Google on Friday rolled out an emergency security patch to its Chrome web browser to address a security flaw that’s known to have an exploit in the wild.
Tracked as CVE-2021-37973, the vulnerability has been described as use after free in Portals API, a web page navigation system that enables a page to show another page as an inset and “perform a seamless transition to a new state, where the formerly-inset page becomes the top-level document.”
Clément Lecigne of Google Threat Analysis Group (TAG) has been credited with reporting the flaw.
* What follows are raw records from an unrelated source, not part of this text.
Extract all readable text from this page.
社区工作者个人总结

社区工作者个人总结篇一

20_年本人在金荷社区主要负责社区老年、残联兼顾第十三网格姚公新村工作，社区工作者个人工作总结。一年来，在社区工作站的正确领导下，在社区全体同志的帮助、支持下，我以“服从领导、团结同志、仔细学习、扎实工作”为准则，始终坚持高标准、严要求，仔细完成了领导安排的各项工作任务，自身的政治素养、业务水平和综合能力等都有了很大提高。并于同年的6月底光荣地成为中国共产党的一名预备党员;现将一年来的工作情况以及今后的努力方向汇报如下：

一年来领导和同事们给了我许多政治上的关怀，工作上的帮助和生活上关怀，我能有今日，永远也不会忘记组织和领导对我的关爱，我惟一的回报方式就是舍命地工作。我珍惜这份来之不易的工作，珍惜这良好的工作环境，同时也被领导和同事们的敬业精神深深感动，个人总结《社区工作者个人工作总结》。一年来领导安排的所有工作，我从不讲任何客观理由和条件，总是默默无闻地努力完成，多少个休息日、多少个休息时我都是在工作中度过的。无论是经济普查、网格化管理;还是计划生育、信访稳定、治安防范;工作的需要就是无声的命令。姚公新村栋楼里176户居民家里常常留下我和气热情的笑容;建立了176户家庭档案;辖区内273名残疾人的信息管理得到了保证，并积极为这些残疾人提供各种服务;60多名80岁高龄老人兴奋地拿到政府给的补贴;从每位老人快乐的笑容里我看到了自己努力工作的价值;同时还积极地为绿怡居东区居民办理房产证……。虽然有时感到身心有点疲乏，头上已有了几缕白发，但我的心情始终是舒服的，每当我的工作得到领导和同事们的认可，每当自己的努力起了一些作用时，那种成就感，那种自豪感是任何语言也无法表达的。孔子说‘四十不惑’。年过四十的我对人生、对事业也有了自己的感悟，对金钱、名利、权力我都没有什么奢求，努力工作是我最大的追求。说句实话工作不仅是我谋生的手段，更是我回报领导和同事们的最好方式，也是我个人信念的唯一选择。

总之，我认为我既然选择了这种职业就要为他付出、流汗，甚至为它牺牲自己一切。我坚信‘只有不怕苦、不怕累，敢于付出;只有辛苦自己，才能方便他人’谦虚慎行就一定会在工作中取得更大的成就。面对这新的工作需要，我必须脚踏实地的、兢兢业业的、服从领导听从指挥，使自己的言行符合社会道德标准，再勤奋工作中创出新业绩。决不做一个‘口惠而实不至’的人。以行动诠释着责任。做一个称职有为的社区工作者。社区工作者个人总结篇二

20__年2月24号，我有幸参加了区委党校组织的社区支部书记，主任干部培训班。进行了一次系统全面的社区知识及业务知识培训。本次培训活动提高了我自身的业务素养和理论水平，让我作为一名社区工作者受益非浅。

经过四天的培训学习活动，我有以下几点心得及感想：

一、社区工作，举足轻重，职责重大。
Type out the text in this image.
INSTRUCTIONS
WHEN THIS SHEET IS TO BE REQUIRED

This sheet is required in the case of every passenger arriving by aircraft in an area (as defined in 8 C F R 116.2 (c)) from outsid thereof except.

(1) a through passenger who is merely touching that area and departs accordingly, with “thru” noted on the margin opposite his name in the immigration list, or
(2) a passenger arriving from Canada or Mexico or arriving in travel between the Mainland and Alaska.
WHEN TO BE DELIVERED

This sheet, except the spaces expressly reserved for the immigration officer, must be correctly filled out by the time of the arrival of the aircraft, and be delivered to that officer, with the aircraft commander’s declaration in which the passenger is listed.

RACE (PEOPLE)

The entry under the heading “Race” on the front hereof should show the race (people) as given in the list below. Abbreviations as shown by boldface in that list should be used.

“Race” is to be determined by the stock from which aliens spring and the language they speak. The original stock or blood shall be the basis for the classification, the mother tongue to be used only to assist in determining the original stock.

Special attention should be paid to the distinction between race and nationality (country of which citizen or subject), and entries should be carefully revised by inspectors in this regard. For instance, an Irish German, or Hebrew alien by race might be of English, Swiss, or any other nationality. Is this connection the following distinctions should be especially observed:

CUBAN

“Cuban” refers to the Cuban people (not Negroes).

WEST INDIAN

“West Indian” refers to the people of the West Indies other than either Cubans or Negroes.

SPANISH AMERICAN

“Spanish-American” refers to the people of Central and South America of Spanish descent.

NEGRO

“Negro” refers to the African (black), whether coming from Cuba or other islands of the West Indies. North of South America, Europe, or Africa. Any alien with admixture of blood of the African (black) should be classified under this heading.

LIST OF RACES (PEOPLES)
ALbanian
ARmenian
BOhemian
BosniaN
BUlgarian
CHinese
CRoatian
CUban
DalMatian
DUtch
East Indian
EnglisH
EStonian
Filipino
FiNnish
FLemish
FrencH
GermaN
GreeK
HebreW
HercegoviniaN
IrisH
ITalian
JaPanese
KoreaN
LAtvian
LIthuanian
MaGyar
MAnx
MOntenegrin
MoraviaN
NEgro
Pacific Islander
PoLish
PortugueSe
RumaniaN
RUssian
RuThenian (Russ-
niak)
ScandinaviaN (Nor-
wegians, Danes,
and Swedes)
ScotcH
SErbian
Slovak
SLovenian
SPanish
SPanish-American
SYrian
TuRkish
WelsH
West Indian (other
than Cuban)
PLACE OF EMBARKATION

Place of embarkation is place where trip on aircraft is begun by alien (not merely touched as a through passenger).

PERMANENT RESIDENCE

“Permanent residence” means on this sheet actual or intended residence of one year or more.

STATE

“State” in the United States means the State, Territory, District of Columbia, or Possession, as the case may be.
Additional specifics pertaining to the weakness have not been disclosed in light of active exploitation and to allow a majority of the users to apply the patch, but the internet giant said it’s “aware that an exploit for CVE-2021-37973 exists in the wild.”
The update arrives a day after Apple moved to close an actively exploited security hole in older versions of iOS and macOS (CVE-2021-30869), which the TAG noted as being “used in conjunction with a N-day remote code execution targeting WebKit.” With the latest fix, Google has addressed a total of 12 zero-day flaws in Chrome since the start of 2021:
Chrome users are advised to update to the latest version (94.0.4606.61) for Windows, Mac, and Linux by heading to Settings > Help > ‘About Google Chrome’ to mitigate the risk associated with the flaw.